Code specification

This specification defines one or more code functions, procedures, or ML Jobs that can be called by a template.

A code specification can contain a maximum of 5 ML jobs, and a maximum of 5 functions and procedures combined. At least one of ml_jobs, functions, or procedures must be defined.

For examples of different kinds of code specs, see Example specs.
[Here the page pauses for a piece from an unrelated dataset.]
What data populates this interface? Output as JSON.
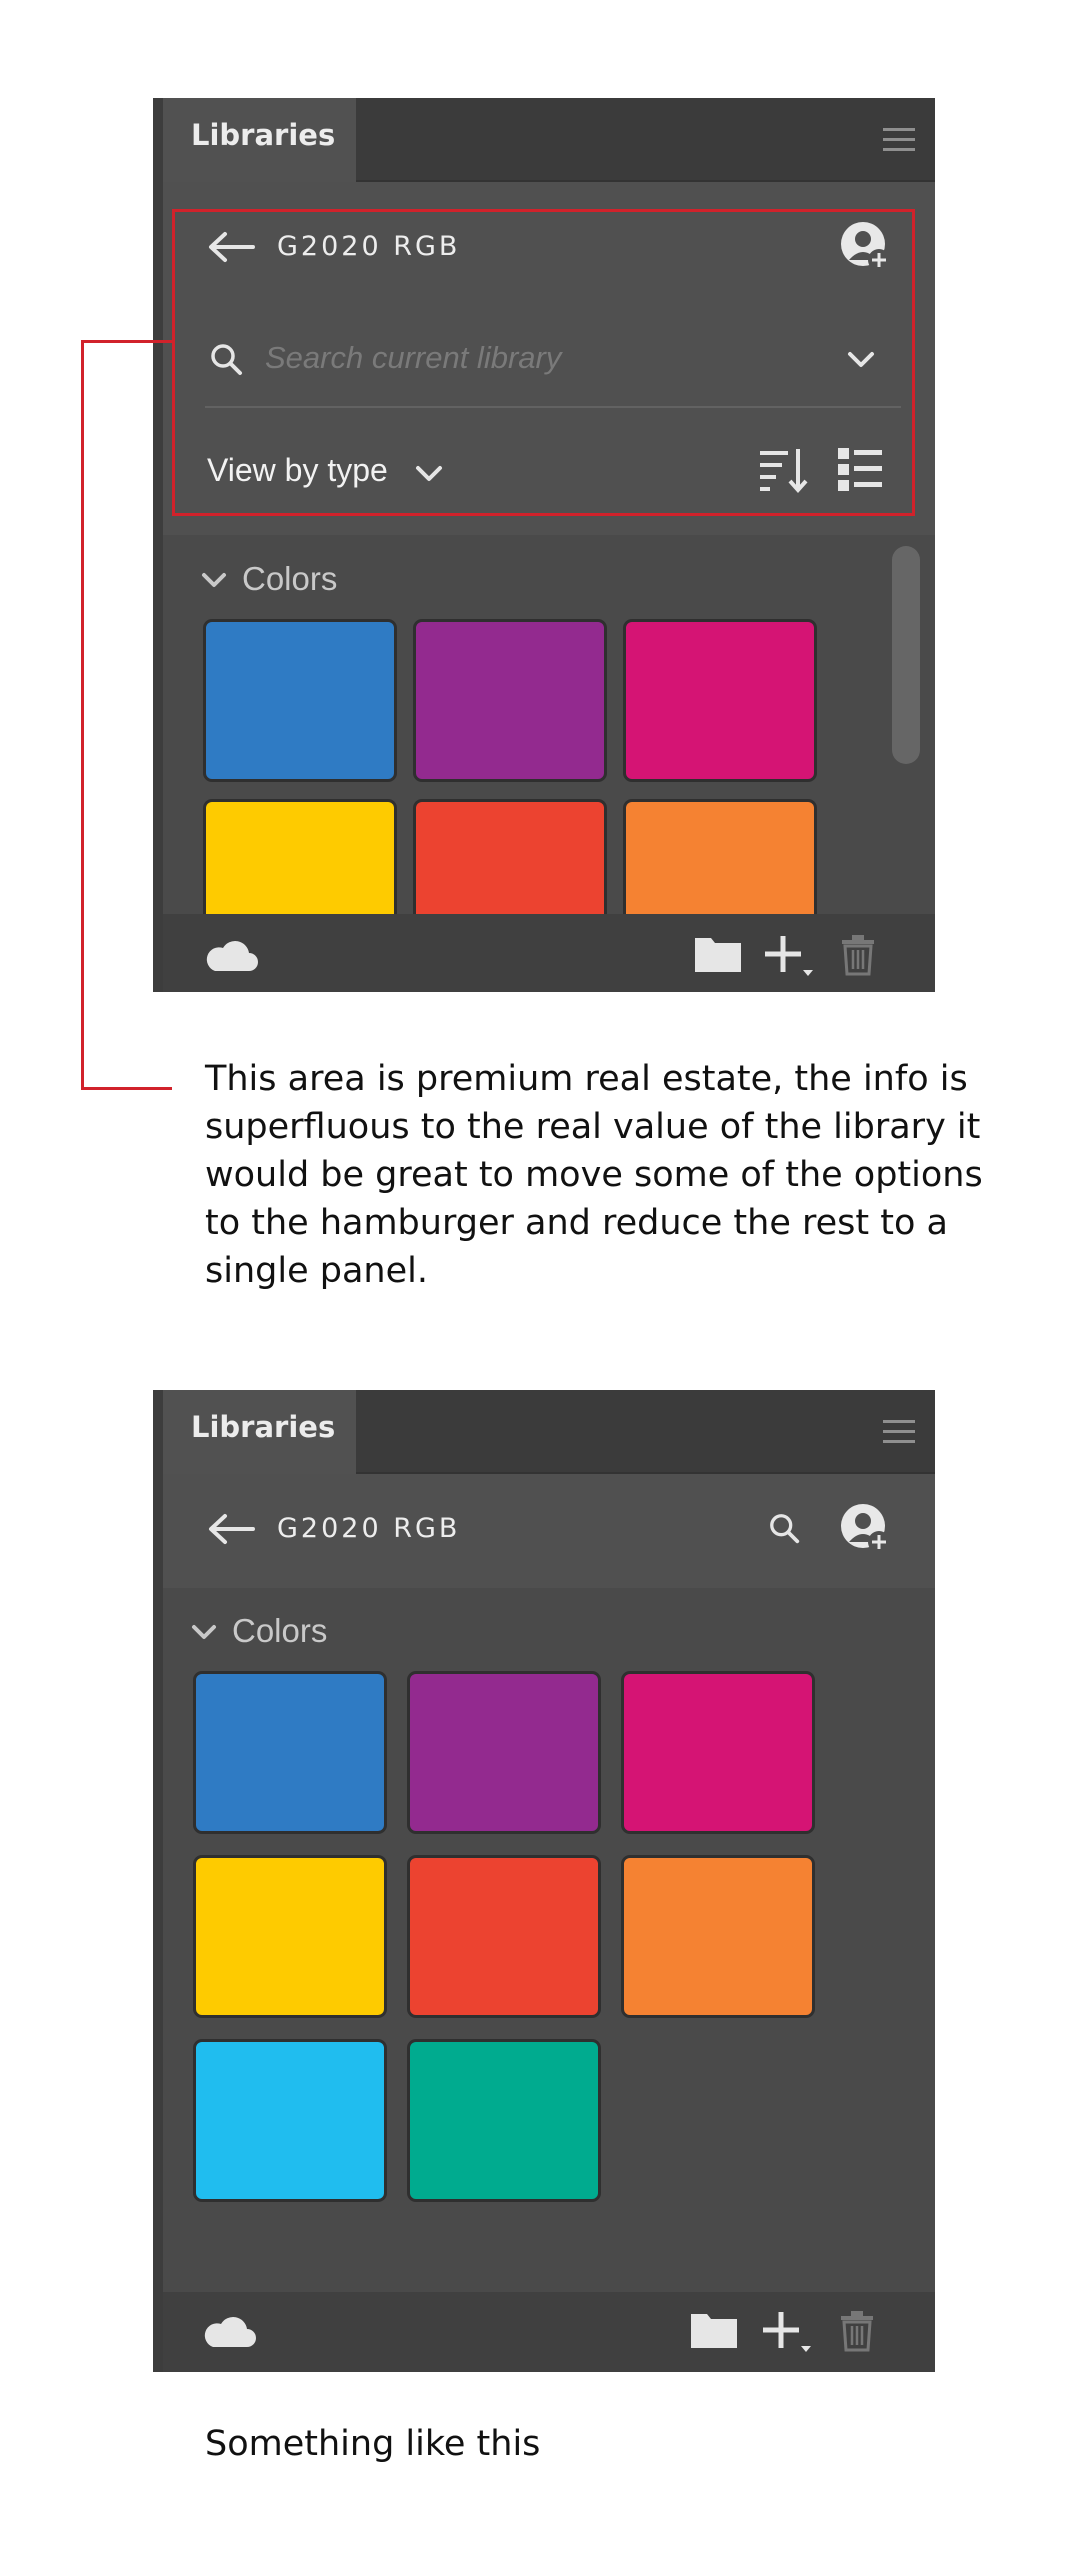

Identifiers in the code specification have the following general requirements:

  • Names: Must be valid Snowflake identifiers that start with a letter and contain only alphanumeric characters and underscores.
  • Quoted identifiers: Double-quoted identifiers are supported for names with special characters.
  • Case sensitivity: Unquoted identifiers are case-insensitive; quoted identifiers preserve case.
api_version: 2.0.0              # Required: Must be "2.0.0"
spec_type: code_spec            # Required: Must be "code_spec"
name: <identifier>              # Required: Unique name of this code spec.
version: <version_id>           # Required: Alphanumeric with underscores (max 20 chars)
description: <description_text> # Optional: Description (max 1,000 chars)
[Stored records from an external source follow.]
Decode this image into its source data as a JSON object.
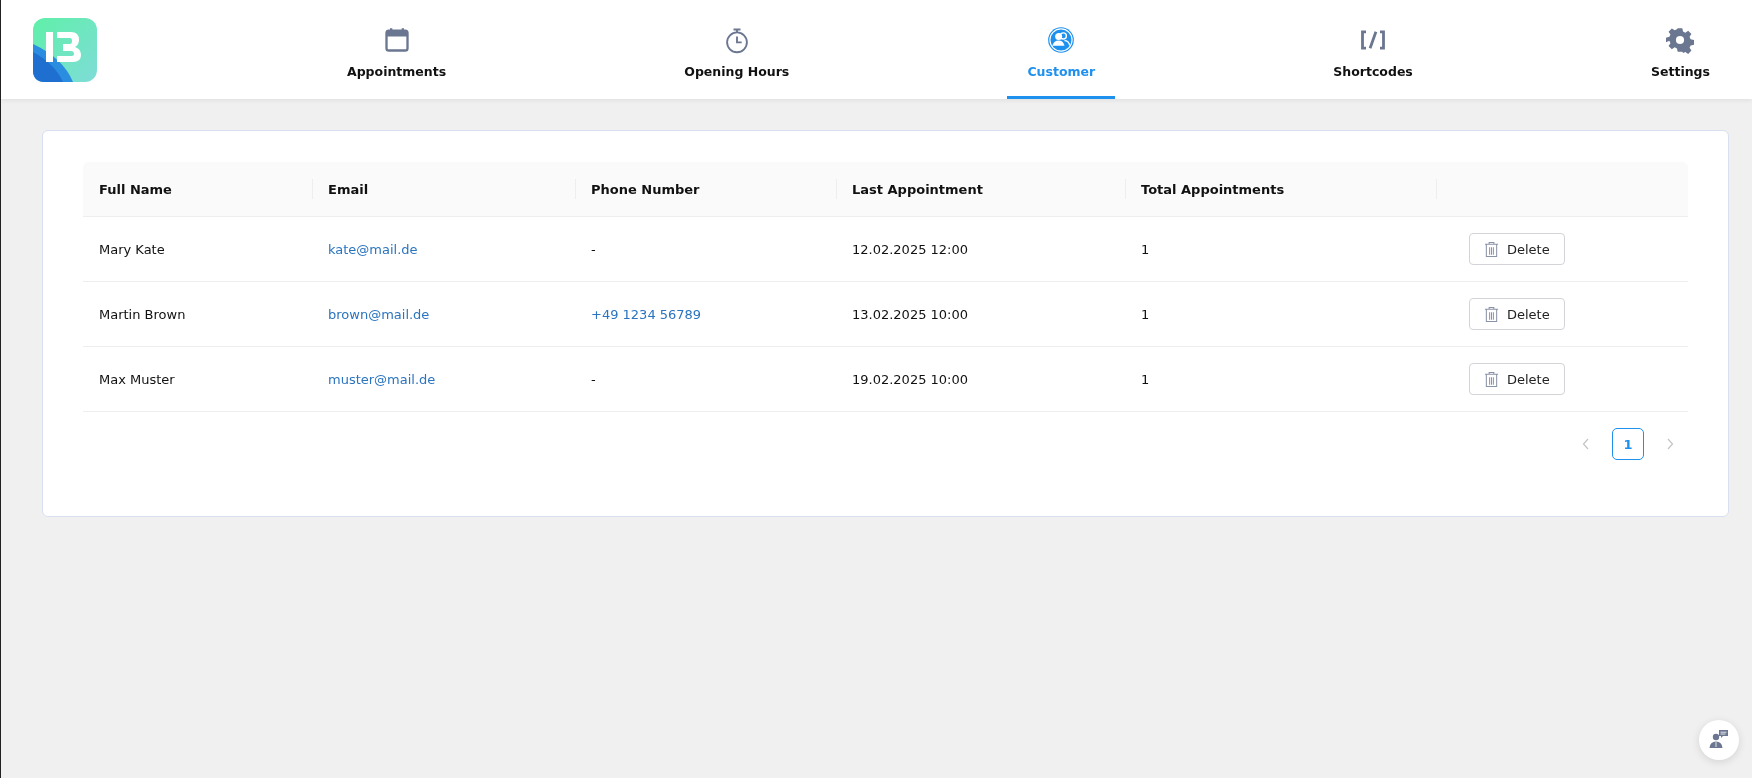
{
  "nav": [
    {
      "label": "Appointments",
      "kind": "calendar",
      "selected": false
    },
    {
      "label": "Opening Hours",
      "kind": "stopwatch",
      "selected": false
    },
    {
      "label": "Customer",
      "kind": "users",
      "selected": true
    },
    {
      "label": "Shortcodes",
      "kind": "shortcode",
      "selected": false
    },
    {
      "label": "Settings",
      "kind": "gear",
      "selected": false
    }
  ],
  "table": {
    "columns": [
      "Full Name",
      "Email",
      "Phone Number",
      "Last Appointment",
      "Total Appointments"
    ],
    "rows": [
      {
        "name": "Mary Kate",
        "email": "kate@mail.de",
        "phone": {
          "text": "-",
          "link": false
        },
        "last": "12.02.2025 12:00",
        "total": "1",
        "action": "Delete"
      },
      {
        "name": "Martin Brown",
        "email": "brown@mail.de",
        "phone": {
          "text": "+49 1234 56789",
          "link": true
        },
        "last": "13.02.2025 10:00",
        "total": "1",
        "action": "Delete"
      },
      {
        "name": "Max Muster",
        "email": "muster@mail.de",
        "phone": {
          "text": "-",
          "link": false
        },
        "last": "19.02.2025 10:00",
        "total": "1",
        "action": "Delete"
      }
    ]
  },
  "pagination": {
    "pages": [
      {
        "label": "1",
        "selected": true
      }
    ]
  }
}
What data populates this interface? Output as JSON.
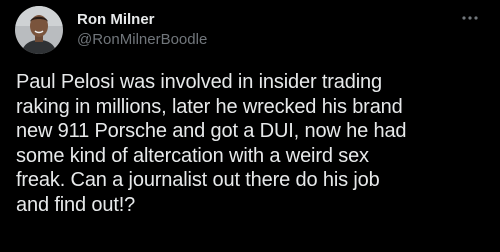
{
  "tweet": {
    "author": {
      "display_name": "Ron Milner",
      "handle": "@RonMilnerBoodle",
      "avatar_icon": "profile-photo"
    },
    "more_icon": "more-horizontal-icon",
    "text": "Paul Pelosi was involved in insider trading\nraking in millions, later he wrecked his brand\nnew 911 Porsche and got a DUI, now he had\nsome kind of altercation with a weird sex\nfreak. Can a journalist out there do his job\nand find out!?"
  },
  "colors": {
    "background": "#000000",
    "primary_text": "#e7e9ea",
    "secondary_text": "#71767b"
  }
}
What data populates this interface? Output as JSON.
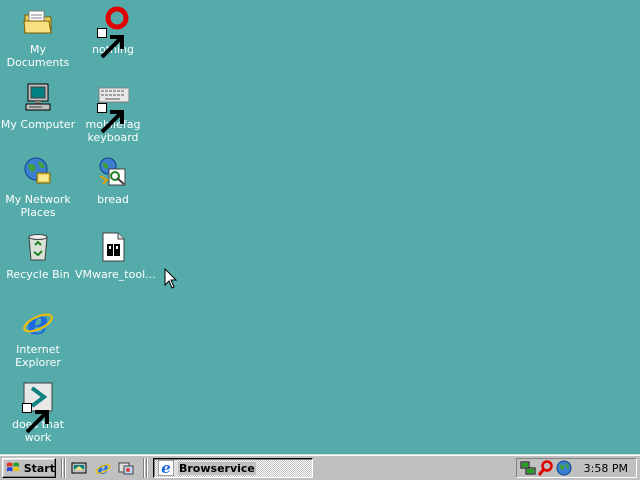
{
  "desktop": {
    "background_color": "#55aaaa",
    "icons": [
      {
        "label": "My Documents",
        "icon": "folder-documents-icon",
        "shortcut": false
      },
      {
        "label": "nothing",
        "icon": "red-ring-icon",
        "shortcut": true
      },
      {
        "label": "My Computer",
        "icon": "computer-icon",
        "shortcut": false
      },
      {
        "label": "mobilefag\nkeyboard",
        "icon": "keyboard-icon",
        "shortcut": true
      },
      {
        "label": "My Network\nPlaces",
        "icon": "network-places-icon",
        "shortcut": false
      },
      {
        "label": "bread",
        "icon": "bread-app-icon",
        "shortcut": false
      },
      {
        "label": "Recycle Bin",
        "icon": "recycle-bin-icon",
        "shortcut": false
      },
      {
        "label": "VMware_tool...",
        "icon": "installer-package-icon",
        "shortcut": false
      },
      {
        "label": "Internet\nExplorer",
        "icon": "internet-explorer-icon",
        "shortcut": false
      },
      {
        "label": "does that work",
        "icon": "arrow-app-icon",
        "shortcut": true
      }
    ]
  },
  "taskbar": {
    "start_label": "Start",
    "quick_launch": [
      "show-desktop-icon",
      "internet-explorer-icon",
      "channels-icon"
    ],
    "tasks": [
      {
        "label": "Browservice",
        "icon": "internet-explorer-icon",
        "active": true
      }
    ],
    "tray_icons": [
      "network-status-icon",
      "search-tray-icon",
      "globe-tray-icon"
    ],
    "clock": "3:58 PM"
  }
}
artifacts:                      # Optional: Staged files for import
  - alias: <identifier>         # One or more artifact items...
    stage_path: <stage_path>    # Required: Full stage path. See below for additional requirements.
    description: <description_text>  # Optional: Description (max 500 chars)
    content_hash: <sha256_hash>      # Optional: Lowercase SHA-256 hash for integrity verification

functions:                      # Required if no procedures defined
  - name: <identifier>          # One or more functions...
    type: UDF | UDTF            # Required: Function type
    language: PYTHON            # Required: Currently only PYTHON supported
    runtime_version: <python_version>  # Optional: Python runtime (3.10 - 3.14)
    handler: <handler>          # Required: Handler function
    arguments:                  # Optional: One or more function arguments
      - name: <arg_name>        # Argument name
        type: <sql_type>        # Snowflake SQL type of this argument
    returns: <sql_type>         # Required: Snowflake return type
    packages:                   # Optional: Package dependencies
      - <package_name>          # One or more package items...
    imports:                    # Optional: Artifact aliases to import
      - <artifact_alias>        # One or more import items...
    code_body: |                # Optional: Inline Python code (max 12 MB)
      <inline_python_code>
    description: <description_text>  # Optional: Description of this function.
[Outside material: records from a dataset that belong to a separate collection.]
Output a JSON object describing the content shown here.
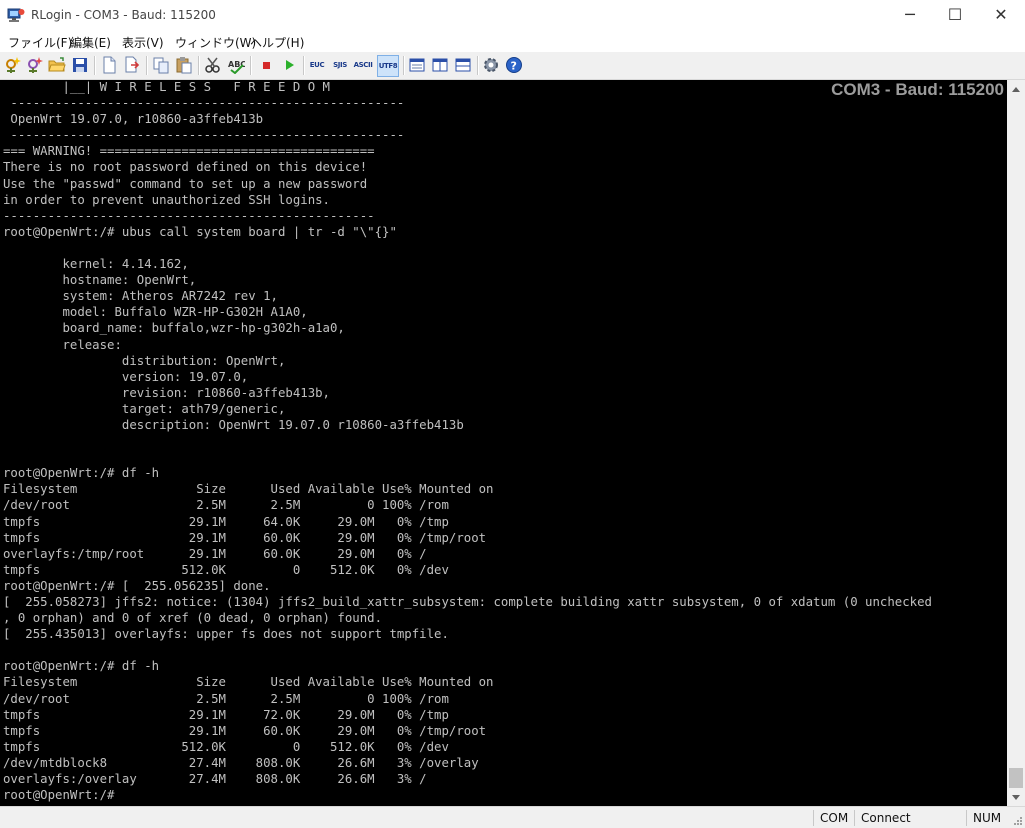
{
  "window": {
    "title": "RLogin - COM3 - Baud: 115200",
    "minimize_glyph": "─",
    "maximize_glyph": "☐",
    "close_glyph": "✕"
  },
  "menu": [
    {
      "label": "ファイル(F)"
    },
    {
      "label": "編集(E)"
    },
    {
      "label": "表示(V)"
    },
    {
      "label": "ウィンドウ(W)"
    },
    {
      "label": "ヘルプ(H)"
    }
  ],
  "toolbar": {
    "icons": [
      "new-connection-icon",
      "connect-icon",
      "open-folder-icon",
      "save-icon",
      "new-document-icon",
      "transfer-icon",
      "copy-icon",
      "paste-icon",
      "scissors-icon",
      "spell-icon",
      "stop-icon",
      "play-icon",
      "euc-icon",
      "sjis-icon",
      "ascii-icon",
      "utf8-icon",
      "layout-tab-icon",
      "layout-split-icon",
      "layout-window-icon",
      "settings-icon",
      "help-icon"
    ],
    "enc_euc": "EUC",
    "enc_sjis": "SJIS",
    "enc_ascii": "ASCII",
    "enc_utf8": "UTF8",
    "accent_color": "#1a3a8a"
  },
  "terminal": {
    "overlay": "COM3 - Baud: 115200",
    "background": "#000000",
    "foreground": "#c0c0c0",
    "lines": [
      "        |__| W I R E L E S S   F R E E D O M",
      " -----------------------------------------------------",
      " OpenWrt 19.07.0, r10860-a3ffeb413b",
      " -----------------------------------------------------",
      "=== WARNING! =====================================",
      "There is no root password defined on this device!",
      "Use the \"passwd\" command to set up a new password",
      "in order to prevent unauthorized SSH logins.",
      "--------------------------------------------------",
      "root@OpenWrt:/# ubus call system board | tr -d \"\\\"{}\"",
      "",
      "        kernel: 4.14.162,",
      "        hostname: OpenWrt,",
      "        system: Atheros AR7242 rev 1,",
      "        model: Buffalo WZR-HP-G302H A1A0,",
      "        board_name: buffalo,wzr-hp-g302h-a1a0,",
      "        release:",
      "                distribution: OpenWrt,",
      "                version: 19.07.0,",
      "                revision: r10860-a3ffeb413b,",
      "                target: ath79/generic,",
      "                description: OpenWrt 19.07.0 r10860-a3ffeb413b",
      "",
      "",
      "root@OpenWrt:/# df -h",
      "Filesystem                Size      Used Available Use% Mounted on",
      "/dev/root                 2.5M      2.5M         0 100% /rom",
      "tmpfs                    29.1M     64.0K     29.0M   0% /tmp",
      "tmpfs                    29.1M     60.0K     29.0M   0% /tmp/root",
      "overlayfs:/tmp/root      29.1M     60.0K     29.0M   0% /",
      "tmpfs                   512.0K         0    512.0K   0% /dev",
      "root@OpenWrt:/# [  255.056235] done.",
      "[  255.058273] jffs2: notice: (1304) jffs2_build_xattr_subsystem: complete building xattr subsystem, 0 of xdatum (0 unchecked",
      ", 0 orphan) and 0 of xref (0 dead, 0 orphan) found.",
      "[  255.435013] overlayfs: upper fs does not support tmpfile.",
      "",
      "root@OpenWrt:/# df -h",
      "Filesystem                Size      Used Available Use% Mounted on",
      "/dev/root                 2.5M      2.5M         0 100% /rom",
      "tmpfs                    29.1M     72.0K     29.0M   0% /tmp",
      "tmpfs                    29.1M     60.0K     29.0M   0% /tmp/root",
      "tmpfs                   512.0K         0    512.0K   0% /dev",
      "/dev/mtdblock8           27.4M    808.0K     26.6M   3% /overlay",
      "overlayfs:/overlay       27.4M    808.0K     26.6M   3% /",
      "root@OpenWrt:/# "
    ]
  },
  "scrollbar": {
    "up_glyph": "▲",
    "down_glyph": "▼"
  },
  "status": {
    "com": "COM",
    "connect": "Connect",
    "num": "NUM"
  }
}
procedures:                     # Required if no functions or ML jobs defined
  - name: <identifier>          # One or more procedure items...
    language: PYTHON            # Required: Currently only PYTHON supported
    runtime_version: <python_version>  # Optional: Python runtime version
    handler: <handler>          # Required: Handler function
    arguments:                  # Optional: One or more procedure arguments
      - name: <arg_name>        # Argument name
        type: <sql_type>        # Snowflake SQL type of this argument
    returns: <sql_type>         # Optional: Return type
    packages:                   # Optional: Package dependencies
      - <package_name>          # One or more package items...
    imports:                    # Optional: Artifact aliases to import
      - <artifact_alias>        # One or more import items...
    code_body: |                # Optional: Inline Python code
      # inline python_code ...
    description: <description_text>  # Optional: Description of this procedure.

ml_jobs:                        # Required if no functions or procedures defined
  - name: <identifier>          # One or more ML job items...
    entrypoint: <script.py>     # Required: Python script (.py) to run
    stage_code_dir: <stage_path> # Required: Stage directory containing the code
    pip_requirements:           # Optional: pip packages to install
      - <package_spec>          # One or more package items...
    description: <description_text> # Optional: Description (max 1,000 chars)
    allow_monitoring: <boolean> # Optional: Allow log monitoring (default: false)
    image_tag: <tag>            # Optional: Container image version (max 64 chars)
api_version

The version of the Collaboration API used. Must be 2.0.0.

spec_type

Specification type identifier. Must be code_spec.

name: identifier

A unique name for this code spec within this registry. Must be a valid Snowflake identifier with a maximum of 75 characters. This is used as the last name segment when calling the function in a template: cleanroom.code_spec_name$function_name

version: version_id

Custom version identifier. Must be alphanumeric with underscores, maximum 20 characters.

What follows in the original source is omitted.